The paragraph above opens Amiee Houser’s review of my novel for FOREWORD. Although, while writing WOMEN OF MAGDALENE, I knew nothing of the Magdalene asylums Houser mentions, I’m grateful to her for drawing the comparison. In such asylums, girls labeled by authority figures as wayward were incarcerated and forced to work in laundries under the harsh supervision of nuns. When I finished writing my novel in late 2001, still ignorant of the asylum laundries, I sent the manuscript to an agent, and started another project to take my mind off the long wait for a response. Then, in 2002, a Houston publicist sent me an invitation to a screening at the Museum of Fine Arts for Peter Mullan’s powerful film, THE MAGDALENE SISTERS, which depicts the sadistic treatment of girls and women in asylum laundries. That publicist had found the connections I’d not known existed between the film she was promoting and my ficitonal world: Mary Magdalene and dirty laundry.

Searching the Internet for Houstonians to invite to Mullan’s film, the publicist must have seen the mention on my website of my ficitonal Magdalene Ladies’ Lunatic Asylum. My novel was still a long way from publication, but my short play INCONVENIENT WOMEN, which shares the Deep South asylum setting, was already described on the site. While researching WOMEN OF MAGDALENE, I found Jeffrey L. Geller & Maxine Harris’s wonderful book entitled WOMEN OF THE ASYLUM: VOICES FROM BEHIND THE WALLS, 1840 – 1945. Inspired and chilled by the first-person accounts of inmates collected in this book, I began my novel, taking a little time out to write the short play, produced in Houston and Albany, in which four women from different times come out of the woodwork to compare notes on who committed them and why. Whether applied to an actual or fictional asylum, Mary Magdalene’s name does, indeed, remind us of the saint labeled a sinner, the woman misjudged by those with the power to make and enforce their rules.

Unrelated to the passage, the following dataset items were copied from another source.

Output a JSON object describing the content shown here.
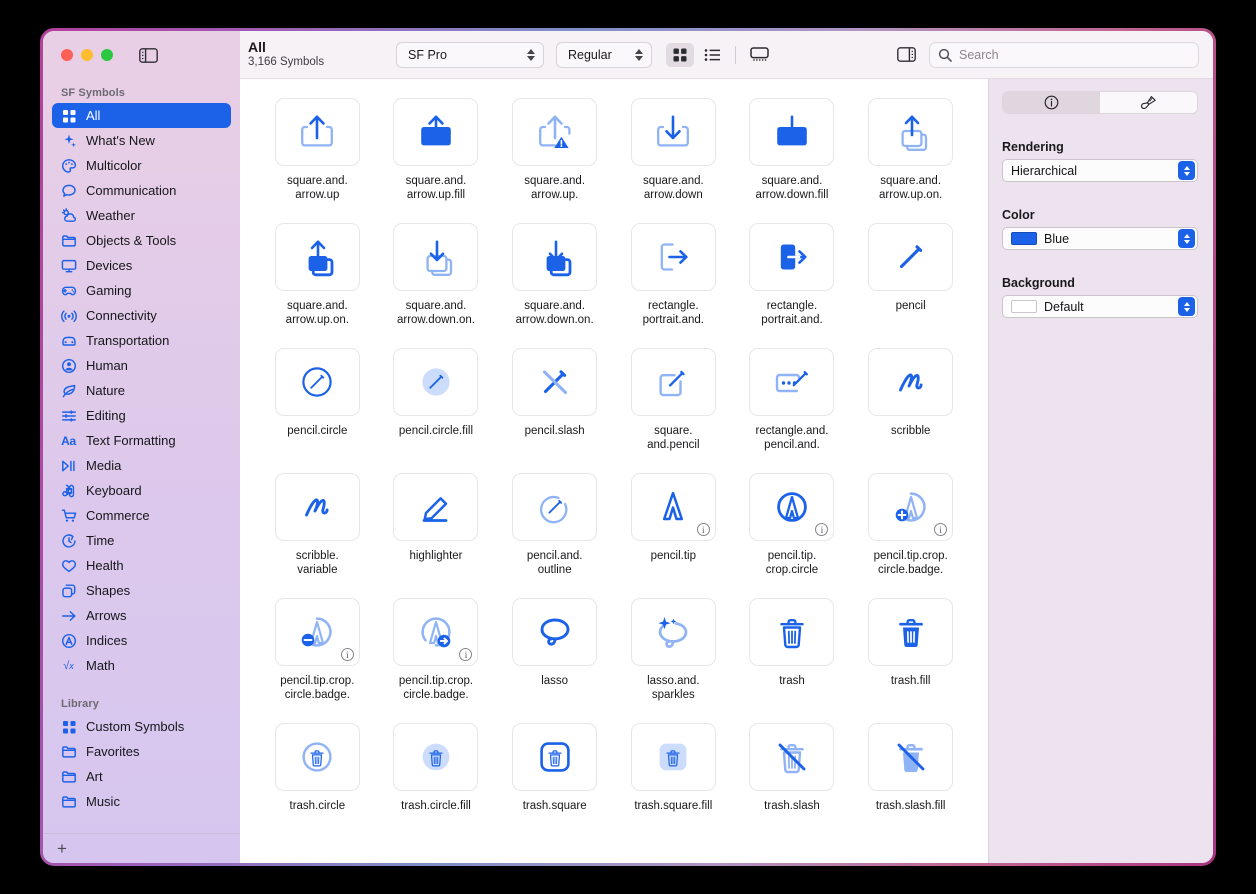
{
  "window": {
    "traffic_lights": [
      "close",
      "minimize",
      "zoom"
    ],
    "sidebar_toggle_icon": "sidebar-left-icon",
    "inspector_toggle_icon": "sidebar-right-icon"
  },
  "toolbar": {
    "title": "All",
    "subtitle": "3,166 Symbols",
    "font_popup": {
      "value": "SF Pro",
      "icon": "stepper-icon"
    },
    "weight_popup": {
      "value": "Regular",
      "icon": "stepper-icon"
    },
    "view_modes": [
      {
        "name": "grid-view",
        "icon": "grid-icon",
        "active": true
      },
      {
        "name": "list-view",
        "icon": "list-icon",
        "active": false
      },
      {
        "name": "gallery-view",
        "icon": "gallery-icon",
        "active": false
      }
    ],
    "search": {
      "placeholder": "Search",
      "value": "",
      "icon": "search-icon"
    }
  },
  "sidebar": {
    "section_symbols": "SF Symbols",
    "section_library": "Library",
    "add_button": "+",
    "items": [
      {
        "label": "All",
        "icon": "grid-icon",
        "selected": true
      },
      {
        "label": "What's New",
        "icon": "sparkles-icon",
        "selected": false
      },
      {
        "label": "Multicolor",
        "icon": "paintpalette-icon",
        "selected": false
      },
      {
        "label": "Communication",
        "icon": "bubble-icon",
        "selected": false
      },
      {
        "label": "Weather",
        "icon": "cloud-sun-icon",
        "selected": false
      },
      {
        "label": "Objects & Tools",
        "icon": "folder-icon",
        "selected": false
      },
      {
        "label": "Devices",
        "icon": "display-icon",
        "selected": false
      },
      {
        "label": "Gaming",
        "icon": "gamecontroller-icon",
        "selected": false
      },
      {
        "label": "Connectivity",
        "icon": "antenna-icon",
        "selected": false
      },
      {
        "label": "Transportation",
        "icon": "car-icon",
        "selected": false
      },
      {
        "label": "Human",
        "icon": "person-circle-icon",
        "selected": false
      },
      {
        "label": "Nature",
        "icon": "leaf-icon",
        "selected": false
      },
      {
        "label": "Editing",
        "icon": "sliders-icon",
        "selected": false
      },
      {
        "label": "Text Formatting",
        "icon": "textformat-icon",
        "selected": false
      },
      {
        "label": "Media",
        "icon": "playpause-icon",
        "selected": false
      },
      {
        "label": "Keyboard",
        "icon": "command-icon",
        "selected": false
      },
      {
        "label": "Commerce",
        "icon": "cart-icon",
        "selected": false
      },
      {
        "label": "Time",
        "icon": "timer-icon",
        "selected": false
      },
      {
        "label": "Health",
        "icon": "heart-icon",
        "selected": false
      },
      {
        "label": "Shapes",
        "icon": "shapes-icon",
        "selected": false
      },
      {
        "label": "Arrows",
        "icon": "arrow-right-icon",
        "selected": false
      },
      {
        "label": "Indices",
        "icon": "a-circle-icon",
        "selected": false
      },
      {
        "label": "Math",
        "icon": "square-root-icon",
        "selected": false
      }
    ],
    "library_items": [
      {
        "label": "Custom Symbols",
        "icon": "grid-icon"
      },
      {
        "label": "Favorites",
        "icon": "folder-icon"
      },
      {
        "label": "Art",
        "icon": "folder-icon"
      },
      {
        "label": "Music",
        "icon": "folder-icon"
      }
    ]
  },
  "inspector": {
    "tabs": [
      {
        "name": "info-tab",
        "icon": "info-circle-icon",
        "active": true
      },
      {
        "name": "style-tab",
        "icon": "paintbrush-icon",
        "active": false
      }
    ],
    "rendering": {
      "label": "Rendering",
      "value": "Hierarchical"
    },
    "color": {
      "label": "Color",
      "value": "Blue",
      "swatch": "#1b62e8"
    },
    "background": {
      "label": "Background",
      "value": "Default",
      "swatch": "#ffffff"
    }
  },
  "grid": {
    "accent": "#1b62e8",
    "accent_light": "#8fb3f4",
    "symbols": [
      {
        "name": "square.and.arrow.up",
        "caption": "square.and.\narrow.up",
        "icon": "square-and-arrow-up",
        "info": false
      },
      {
        "name": "square.and.arrow.up.fill",
        "caption": "square.and.\narrow.up.fill",
        "icon": "square-and-arrow-up-fill",
        "info": false
      },
      {
        "name": "square.and.arrow.up.trianglebadge.exclamationmark",
        "caption": "square.and.\narrow.up.",
        "icon": "square-and-arrow-up-badge",
        "info": false
      },
      {
        "name": "square.and.arrow.down",
        "caption": "square.and.\narrow.down",
        "icon": "square-and-arrow-down",
        "info": false
      },
      {
        "name": "square.and.arrow.down.fill",
        "caption": "square.and.\narrow.down.fill",
        "icon": "square-and-arrow-down-fill",
        "info": false
      },
      {
        "name": "square.and.arrow.up.on.square",
        "caption": "square.and.\narrow.up.on.",
        "icon": "square-and-arrow-up-on-square",
        "info": false
      },
      {
        "name": "square.and.arrow.up.on.square.fill",
        "caption": "square.and.\narrow.up.on.",
        "icon": "square-and-arrow-up-on-square-fill",
        "info": false
      },
      {
        "name": "square.and.arrow.down.on.square",
        "caption": "square.and.\narrow.down.on.",
        "icon": "square-and-arrow-down-on-square",
        "info": false
      },
      {
        "name": "square.and.arrow.down.on.square.fill",
        "caption": "square.and.\narrow.down.on.",
        "icon": "square-and-arrow-down-on-square-fill",
        "info": false
      },
      {
        "name": "rectangle.portrait.and.arrow.right",
        "caption": "rectangle.\nportrait.and.",
        "icon": "rectangle-portrait-arrow-right",
        "info": false
      },
      {
        "name": "rectangle.portrait.and.arrow.right.fill",
        "caption": "rectangle.\nportrait.and.",
        "icon": "rectangle-portrait-arrow-right-fill",
        "info": false
      },
      {
        "name": "pencil",
        "caption": "pencil",
        "icon": "pencil",
        "info": false
      },
      {
        "name": "pencil.circle",
        "caption": "pencil.circle",
        "icon": "pencil-circle",
        "info": false
      },
      {
        "name": "pencil.circle.fill",
        "caption": "pencil.circle.fill",
        "icon": "pencil-circle-fill",
        "info": false
      },
      {
        "name": "pencil.slash",
        "caption": "pencil.slash",
        "icon": "pencil-slash",
        "info": false
      },
      {
        "name": "square.and.pencil",
        "caption": "square.\nand.pencil",
        "icon": "square-and-pencil",
        "info": false
      },
      {
        "name": "rectangle.and.pencil.and.ellipsis",
        "caption": "rectangle.and.\npencil.and.",
        "icon": "rectangle-and-pencil-ellipsis",
        "info": false
      },
      {
        "name": "scribble",
        "caption": "scribble",
        "icon": "scribble",
        "info": false
      },
      {
        "name": "scribble.variable",
        "caption": "scribble.\nvariable",
        "icon": "scribble-variable",
        "info": false
      },
      {
        "name": "highlighter",
        "caption": "highlighter",
        "icon": "highlighter",
        "info": false
      },
      {
        "name": "pencil.and.outline",
        "caption": "pencil.and.\noutline",
        "icon": "pencil-and-outline",
        "info": false
      },
      {
        "name": "pencil.tip",
        "caption": "pencil.tip",
        "icon": "pencil-tip",
        "info": true
      },
      {
        "name": "pencil.tip.crop.circle",
        "caption": "pencil.tip.\ncrop.circle",
        "icon": "pencil-tip-crop-circle",
        "info": true
      },
      {
        "name": "pencil.tip.crop.circle.badge.plus",
        "caption": "pencil.tip.crop.\ncircle.badge.",
        "icon": "pencil-tip-crop-circle-badge-plus",
        "info": true
      },
      {
        "name": "pencil.tip.crop.circle.badge.minus",
        "caption": "pencil.tip.crop.\ncircle.badge.",
        "icon": "pencil-tip-crop-circle-badge-minus",
        "info": true
      },
      {
        "name": "pencil.tip.crop.circle.badge.arrow.forward",
        "caption": "pencil.tip.crop.\ncircle.badge.",
        "icon": "pencil-tip-crop-circle-badge-arrow",
        "info": true
      },
      {
        "name": "lasso",
        "caption": "lasso",
        "icon": "lasso",
        "info": false
      },
      {
        "name": "lasso.and.sparkles",
        "caption": "lasso.and.\nsparkles",
        "icon": "lasso-and-sparkles",
        "info": false
      },
      {
        "name": "trash",
        "caption": "trash",
        "icon": "trash",
        "info": false
      },
      {
        "name": "trash.fill",
        "caption": "trash.fill",
        "icon": "trash-fill",
        "info": false
      },
      {
        "name": "trash.circle",
        "caption": "trash.circle",
        "icon": "trash-circle",
        "info": false
      },
      {
        "name": "trash.circle.fill",
        "caption": "trash.circle.fill",
        "icon": "trash-circle-fill",
        "info": false
      },
      {
        "name": "trash.square",
        "caption": "trash.square",
        "icon": "trash-square",
        "info": false
      },
      {
        "name": "trash.square.fill",
        "caption": "trash.square.fill",
        "icon": "trash-square-fill",
        "info": false
      },
      {
        "name": "trash.slash",
        "caption": "trash.slash",
        "icon": "trash-slash",
        "info": false
      },
      {
        "name": "trash.slash.fill",
        "caption": "trash.slash.fill",
        "icon": "trash-slash-fill",
        "info": false
      }
    ]
  }
}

As dramatized in Peter Mullan’s THE MAGDALENE SISTERS, the inmates of historic asylum laundries, laboring like slaves, were forced to take in washing from communities, while their keepers collected the fees. In my novel, WOMEN OF MAGDALENE, a particular patient, Effie Rampling, takes refuge in washing all the dirty laundry she can find. Though, as Lady Macbeth might attest, there are stains of experience that cannot be washed away.

Yes, all that washing becomes a metaphor, certainly for shame and guilt, but also for the duties and obligations and obstacles that keep us from ourselves and our dreams. Perhaps, WOMEN OF MAGDALENE might have been polished and published sooner if I hadn’t been so tangled up with my laundry. Yet, I know the book could not have found a better publishing home than Kunati Inc., where writers and their characters are appreciated for challenging authority, provoking thought, and hanging out the dirty laundry.

Aimee Houser writes: “WOMEN OF MAGDALENE is a brilliant example of the best historical fiction can do: illuminate the past not as it really, truly was, but as we imagine it to be, in order to better understand our own motives, desires, and prejudices.” Reading the reviewer’s words, I thought of the Zen saying “after ecstasy, the laundry” and of a wise young woman’s reminder to her mother: “the phrase could also be after laundry, the ecstasy.”